Tucking the quilt around Ilse, she slid out of bed and dressed quietly. In the hall, she caught the aroma of coffee. It was early, but Müller was already up.

She found him sitting in the kitchen, steam curling from his cup, but before she could say good morning, he spoke.

“You should call the police straightaway. Before the post or the milk arrives. It’s still dark, but once it’s light, someone else will find him.”

“Oh.” Audrey’s stomach turned, remembering Vogt’s body outside. She hoped she would never see anything that grisly again. “Yes. Of course.”

“Don’t forget the theatrics,” he said with a wry smile.

Audrey went to the telephone room and dialed the number for the police. As the line rang, she tapped into the mindset of a woman who had just found her employer dead on the pavement outside the house. With false alarm in her voice, she reported Vogt’s body, then hung up and returned to the kitchen.

“It’s done,” she told Müller. “They’re on their way over though. We haven’t long.”

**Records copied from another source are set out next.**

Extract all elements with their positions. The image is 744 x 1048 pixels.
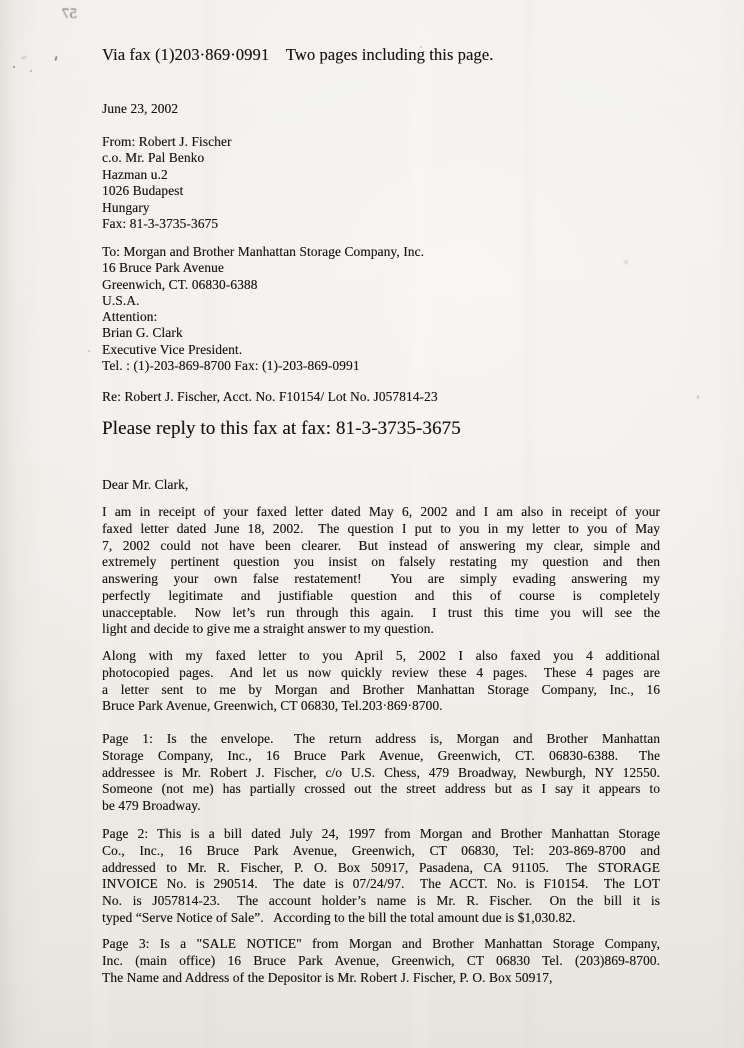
paragraph-line: Page 2: This is a bill dated July 24, 1997 from Morgan and Brother Manhattan Storage [102, 826, 660, 841]
paragraph-line: answering your own false restatement! You are simply evading answering my [102, 571, 660, 586]
date-line: June 23, 2002 [102, 101, 179, 116]
address-line: Brian G. Clark [102, 325, 183, 341]
paragraph-line: typed “Serve Notice of Sale”. According to the bill the total amount due is $1,030.82. [102, 909, 576, 925]
paragraph-line: Storage Company, Inc., 16 Bruce Park Avenue, Greenwich, CT. 06830-6388. The [102, 747, 660, 763]
body-paragraph-4 [102, 826, 660, 927]
re-line: Re: Robert J. Fischer, Acct. No. F10154/ Lot No. J057814-23 [102, 389, 438, 404]
ink-speck [696, 395, 699, 399]
body-paragraph-1 [102, 504, 660, 638]
paragraph-line: faxed letter dated June 18, 2002. The question I put to you in my letter to you of May [102, 520, 660, 536]
paragraph-line: 7, 2002 could not have been clearer. But instead of answering my clear, simple and [102, 537, 660, 553]
paragraph-line: Page 1: Is the envelope. The return address is, Morgan and Brother Manhattan [102, 731, 660, 746]
paragraph-line: be 479 Broadway. [102, 798, 201, 813]
body-paragraph-2 [102, 648, 660, 715]
paragraph-line: addressed to Mr. R. Fischer, P. O. Box 50917, Pasadena, CA 91105. The STORAGE [102, 859, 660, 875]
paragraph-line: Inc. (main office) 16 Bruce Park Avenue, Greenwich, CT 06830 Tel. (203)869-8700. [102, 952, 660, 968]
address-line: To: Morgan and Brother Manhattan Storage Company, Inc. [102, 244, 425, 259]
paragraph-line: addressee is Mr. Robert J. Fischer, c/o U.S. Chess, 479 Broadway, Newburgh, NY 12550. [102, 764, 660, 780]
address-line: 1026 Budapest [102, 183, 184, 199]
address-line: Greenwich, CT. 06830-6388 [102, 276, 258, 292]
from-address-block [102, 134, 660, 233]
reply-instruction-line: Please reply to this fax at fax: 81-3-3735-3675 [102, 418, 461, 439]
body-paragraph-3 [102, 731, 660, 815]
address-line: Hazman u.2 [102, 166, 168, 182]
paragraph-line: No. is J057814-23. The account holder’s name is Mr. R. Fischer. On the bill it is [102, 893, 660, 908]
ink-speck [21, 55, 28, 60]
paragraph-line: Someone (not me) has partially crossed out the street address but as I say it appears to [102, 781, 660, 797]
address-line: U.S.A. [102, 292, 140, 308]
fax-header-line: Via fax (1)203·869·0991 Two pages including this page. [102, 45, 494, 64]
paragraph-line: The Name and Address of the Depositor is Mr. Robert J. Fischer, P. O. Box 50917, [102, 969, 553, 985]
paragraph-line: Page 3: Is a "SALE NOTICE" from Morgan and Brother Manhattan Storage Company, [102, 936, 660, 951]
ink-speck [30, 70, 32, 72]
paragraph-line: photocopied pages. And let us now quickly review these 4 pages. These 4 pages are [102, 664, 660, 680]
to-address-block [102, 244, 660, 374]
address-line: Tel. : (1)-203-869-8700 Fax: (1)-203-869-0991 [102, 358, 360, 374]
paragraph-line: a letter sent to me by Morgan and Brother Manhattan Storage Company, Inc., 16 [102, 681, 660, 697]
paragraph-line: extremely pertinent question you insist on falsely restating my question and then [102, 554, 660, 570]
bleedthrough-digits: 57 [62, 6, 78, 22]
paragraph-line: Bruce Park Avenue, Greenwich, CT 06830, Tel.203·869·8700. [102, 698, 443, 714]
address-line: Attention: [102, 309, 158, 325]
paragraph-line: I am in receipt of your faxed letter dated May 6, 2002 and I am also in receipt of your [102, 504, 660, 519]
address-line: c.o. Mr. Pal Benko [102, 150, 205, 166]
paragraph-line: Co., Inc., 16 Bruce Park Avenue, Greenwich, CT 06830, Tel: 203-869-8700 and [102, 842, 660, 858]
body-paragraph-5 [102, 936, 660, 986]
ink-speck [88, 350, 90, 352]
address-line: Executive Vice President. [102, 341, 243, 357]
address-line: From: Robert J. Fischer [102, 134, 232, 149]
ink-speck [54, 56, 57, 61]
paragraph-line: unacceptable. Now let’s run through this again. I trust this time you will see the [102, 604, 660, 620]
paragraph-line: perfectly legitimate and justifiable question and this of course is completely [102, 587, 660, 603]
salutation: Dear Mr. Clark, [102, 477, 189, 492]
paragraph-line: INVOICE No. is 290514. The date is 07/24/97. The ACCT. No. is F10154. The LOT [102, 876, 660, 892]
address-line: 16 Bruce Park Avenue [102, 260, 224, 276]
address-line: Fax: 81-3-3735-3675 [102, 216, 219, 232]
paragraph-line: Along with my faxed letter to you April 5, 2002 I also faxed you 4 additional [102, 648, 660, 663]
ink-speck [13, 66, 15, 68]
address-line: Hungary [102, 199, 150, 215]
paragraph-line: light and decide to give me a straight answer to my question. [102, 621, 434, 637]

“They will interview you, ask questions,” Müller said. “Stick to the story. You know almost nothing. You retired before Vogt returned home last night, and you came out to get the milk this morning and found him outside the house. Leave it at that.”

“All right,” Audrey said.

“I will take care of the rest.”

He’d made toast in her absence, something she’d never seen him do. He pushed a plate and pot of jam toward her. Gingerly, she took a seat across from him, another first, and tucked into her breakfast. He and Vogt had always sat at the dining table to eat, she in the kitchen or—unbeknownst to them—upstairs with Ilse. Their relationship had altered overnight, the entire dynamic of the house tilted onto an unfamiliar angle.